I fatti risalgono al 2008 quando Saverio Masi, attuale capo scorta del pm di Palermo Nino Di Matteo, lavorava al Nucleo Investigativo del Comando Provinciale dei Carabinieri nel capoluogo siciliano. “Usavamo le macchine di amici perché i mafiosi conoscevano le nostre auto di servizio” aveva dichiarato il maresciallo durante la sua deposizione al processo Mori-Obinu. Nel momento in cui la sezione della Polizia Stradale di Palermo ha chiesto la conferma della versione del maresciallo, i superiori lo hanno denunciato all’autorità giudiziaria perchè nessun ufficiale lo aveva autorizzato ad usare una vettura privata durante il servizio di polizia giudiziaria quel giorno, oltre al fatto che nessuna annotazione dell’autorizzazione era stata riportata. Le indagini svolte dall’avvocato difensore, però, confermano l’uso ripetuto e continuativo di autovetture private per indagini investigative e l’ufficiosità di questa procedura.
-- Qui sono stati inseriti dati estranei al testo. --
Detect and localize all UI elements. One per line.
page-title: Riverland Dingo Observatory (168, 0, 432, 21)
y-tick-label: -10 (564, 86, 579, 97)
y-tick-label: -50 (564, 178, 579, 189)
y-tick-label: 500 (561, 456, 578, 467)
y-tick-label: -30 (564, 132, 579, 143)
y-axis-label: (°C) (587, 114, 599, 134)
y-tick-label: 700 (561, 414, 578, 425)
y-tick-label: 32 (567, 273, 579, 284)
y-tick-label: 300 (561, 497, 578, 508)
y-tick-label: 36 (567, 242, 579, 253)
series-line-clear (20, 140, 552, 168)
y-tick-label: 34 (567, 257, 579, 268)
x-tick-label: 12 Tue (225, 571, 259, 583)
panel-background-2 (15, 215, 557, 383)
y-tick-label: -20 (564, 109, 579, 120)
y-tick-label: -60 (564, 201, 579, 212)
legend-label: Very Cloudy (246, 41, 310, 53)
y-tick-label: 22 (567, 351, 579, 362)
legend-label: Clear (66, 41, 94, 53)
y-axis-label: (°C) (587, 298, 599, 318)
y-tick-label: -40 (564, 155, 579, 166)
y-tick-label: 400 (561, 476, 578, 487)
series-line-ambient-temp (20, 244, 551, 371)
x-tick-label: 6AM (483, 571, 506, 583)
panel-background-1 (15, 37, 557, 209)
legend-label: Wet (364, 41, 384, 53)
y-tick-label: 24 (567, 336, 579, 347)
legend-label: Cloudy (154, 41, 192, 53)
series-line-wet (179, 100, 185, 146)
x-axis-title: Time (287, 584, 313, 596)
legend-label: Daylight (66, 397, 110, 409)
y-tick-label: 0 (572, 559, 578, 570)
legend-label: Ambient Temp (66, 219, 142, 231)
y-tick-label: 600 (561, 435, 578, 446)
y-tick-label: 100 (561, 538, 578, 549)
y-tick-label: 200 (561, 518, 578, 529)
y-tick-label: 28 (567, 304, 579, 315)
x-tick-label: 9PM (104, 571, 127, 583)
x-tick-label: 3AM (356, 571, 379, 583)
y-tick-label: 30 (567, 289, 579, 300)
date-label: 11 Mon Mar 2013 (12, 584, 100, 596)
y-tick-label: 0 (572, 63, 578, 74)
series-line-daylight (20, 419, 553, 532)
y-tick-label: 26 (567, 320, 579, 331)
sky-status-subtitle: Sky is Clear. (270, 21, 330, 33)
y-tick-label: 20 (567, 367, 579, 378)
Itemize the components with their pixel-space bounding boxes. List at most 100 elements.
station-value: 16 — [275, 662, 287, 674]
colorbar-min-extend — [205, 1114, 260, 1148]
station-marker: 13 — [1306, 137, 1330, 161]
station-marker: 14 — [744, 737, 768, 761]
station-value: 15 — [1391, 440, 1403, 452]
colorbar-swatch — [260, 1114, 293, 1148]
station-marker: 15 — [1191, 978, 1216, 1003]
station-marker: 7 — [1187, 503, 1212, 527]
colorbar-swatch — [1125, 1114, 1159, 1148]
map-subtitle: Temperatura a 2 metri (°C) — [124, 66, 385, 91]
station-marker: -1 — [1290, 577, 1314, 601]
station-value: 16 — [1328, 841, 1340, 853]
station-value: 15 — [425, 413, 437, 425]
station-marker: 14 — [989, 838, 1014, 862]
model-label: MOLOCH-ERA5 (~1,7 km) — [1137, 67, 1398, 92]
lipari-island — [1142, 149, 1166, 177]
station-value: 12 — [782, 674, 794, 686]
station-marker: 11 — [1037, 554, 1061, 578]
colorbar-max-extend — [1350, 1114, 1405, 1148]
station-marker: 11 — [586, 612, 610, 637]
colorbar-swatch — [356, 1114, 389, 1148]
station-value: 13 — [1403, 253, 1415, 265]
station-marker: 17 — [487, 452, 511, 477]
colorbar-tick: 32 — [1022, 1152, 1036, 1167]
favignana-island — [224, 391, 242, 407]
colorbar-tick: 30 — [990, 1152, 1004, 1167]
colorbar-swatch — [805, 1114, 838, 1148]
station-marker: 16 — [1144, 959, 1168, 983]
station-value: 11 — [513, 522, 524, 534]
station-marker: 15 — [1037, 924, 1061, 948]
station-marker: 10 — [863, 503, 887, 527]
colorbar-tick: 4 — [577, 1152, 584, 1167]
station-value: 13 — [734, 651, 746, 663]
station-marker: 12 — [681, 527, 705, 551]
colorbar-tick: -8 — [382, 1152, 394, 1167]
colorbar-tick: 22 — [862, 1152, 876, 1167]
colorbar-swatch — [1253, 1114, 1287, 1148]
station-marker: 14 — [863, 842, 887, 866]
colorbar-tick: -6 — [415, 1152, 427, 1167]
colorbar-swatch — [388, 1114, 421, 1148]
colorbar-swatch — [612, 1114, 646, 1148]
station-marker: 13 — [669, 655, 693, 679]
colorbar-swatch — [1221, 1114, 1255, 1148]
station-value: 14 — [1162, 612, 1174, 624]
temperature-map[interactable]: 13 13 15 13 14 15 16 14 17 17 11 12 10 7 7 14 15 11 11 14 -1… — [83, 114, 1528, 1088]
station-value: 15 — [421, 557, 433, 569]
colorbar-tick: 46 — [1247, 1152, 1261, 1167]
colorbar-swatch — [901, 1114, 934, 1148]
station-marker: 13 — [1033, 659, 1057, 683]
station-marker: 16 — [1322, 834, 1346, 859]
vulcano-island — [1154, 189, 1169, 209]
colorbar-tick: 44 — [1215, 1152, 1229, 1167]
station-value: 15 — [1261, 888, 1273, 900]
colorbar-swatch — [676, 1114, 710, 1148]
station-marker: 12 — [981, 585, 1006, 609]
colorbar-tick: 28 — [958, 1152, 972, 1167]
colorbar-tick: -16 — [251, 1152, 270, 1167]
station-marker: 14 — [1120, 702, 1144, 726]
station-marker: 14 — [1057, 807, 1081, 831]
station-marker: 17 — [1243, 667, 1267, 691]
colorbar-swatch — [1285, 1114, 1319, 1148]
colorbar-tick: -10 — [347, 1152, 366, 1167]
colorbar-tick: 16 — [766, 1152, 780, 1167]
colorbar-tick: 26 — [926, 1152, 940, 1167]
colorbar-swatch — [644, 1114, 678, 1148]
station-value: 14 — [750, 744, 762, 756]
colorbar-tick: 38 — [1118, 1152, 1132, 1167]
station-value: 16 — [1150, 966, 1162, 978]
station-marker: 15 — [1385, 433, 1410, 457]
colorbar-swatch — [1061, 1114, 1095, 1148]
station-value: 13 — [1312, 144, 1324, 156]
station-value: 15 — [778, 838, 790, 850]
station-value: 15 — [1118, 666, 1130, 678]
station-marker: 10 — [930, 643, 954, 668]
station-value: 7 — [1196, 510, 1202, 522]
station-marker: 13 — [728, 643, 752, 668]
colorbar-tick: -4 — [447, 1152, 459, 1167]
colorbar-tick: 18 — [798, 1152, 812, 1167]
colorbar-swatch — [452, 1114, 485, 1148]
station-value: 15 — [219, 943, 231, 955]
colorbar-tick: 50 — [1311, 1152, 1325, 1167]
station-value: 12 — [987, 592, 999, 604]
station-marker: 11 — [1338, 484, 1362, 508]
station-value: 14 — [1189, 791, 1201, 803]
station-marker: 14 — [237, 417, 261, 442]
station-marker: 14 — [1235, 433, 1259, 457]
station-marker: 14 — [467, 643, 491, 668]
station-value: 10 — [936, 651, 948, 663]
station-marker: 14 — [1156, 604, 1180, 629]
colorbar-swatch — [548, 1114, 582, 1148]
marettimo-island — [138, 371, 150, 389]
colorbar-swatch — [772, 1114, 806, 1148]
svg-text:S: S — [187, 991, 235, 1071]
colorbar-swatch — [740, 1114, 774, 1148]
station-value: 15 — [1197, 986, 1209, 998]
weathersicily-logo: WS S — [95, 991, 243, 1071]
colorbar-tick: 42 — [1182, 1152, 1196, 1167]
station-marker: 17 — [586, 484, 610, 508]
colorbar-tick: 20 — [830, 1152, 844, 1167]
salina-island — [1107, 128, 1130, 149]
Lo scorso 8 ottobre la Corte d’Appello di Palermo, assolvendo Masi dal reato di falso ideologico del quale era stato precedentemente accusato (insieme agli altri due reati) accertò che quel giorno il carabiniere era in servizio e dunque il problema era limitato al fatto che Masi avrebbe firmato al posto di un’altra persona per dichiarare il vero.
Nel 2010 Masi testimoniò al processo Mori-Obinu denunciando, tra l’altro, che nel corso di una perquisizione nel 2005 a casa di Ciancimino, un capitano dei carabinieri individuò il papello di Totò Riina contenente le 12 richieste di Cosa nostra allo Stato. Il documento venne però escluso dal rapporto perché i superiori sostennero di esserne già in possesso. Di fatto, però, risulta che il documento di Riina fu consegnato ai magistrati da Massimo Ciancimino solo nel 2009. Inseguito un superiore, rivolgendosi a Masi, gli consigliò di non indagare più su Provenzano. Stessa cosa per l’inchiesta su Matteo Messina Denaro, ultimo boss latitante.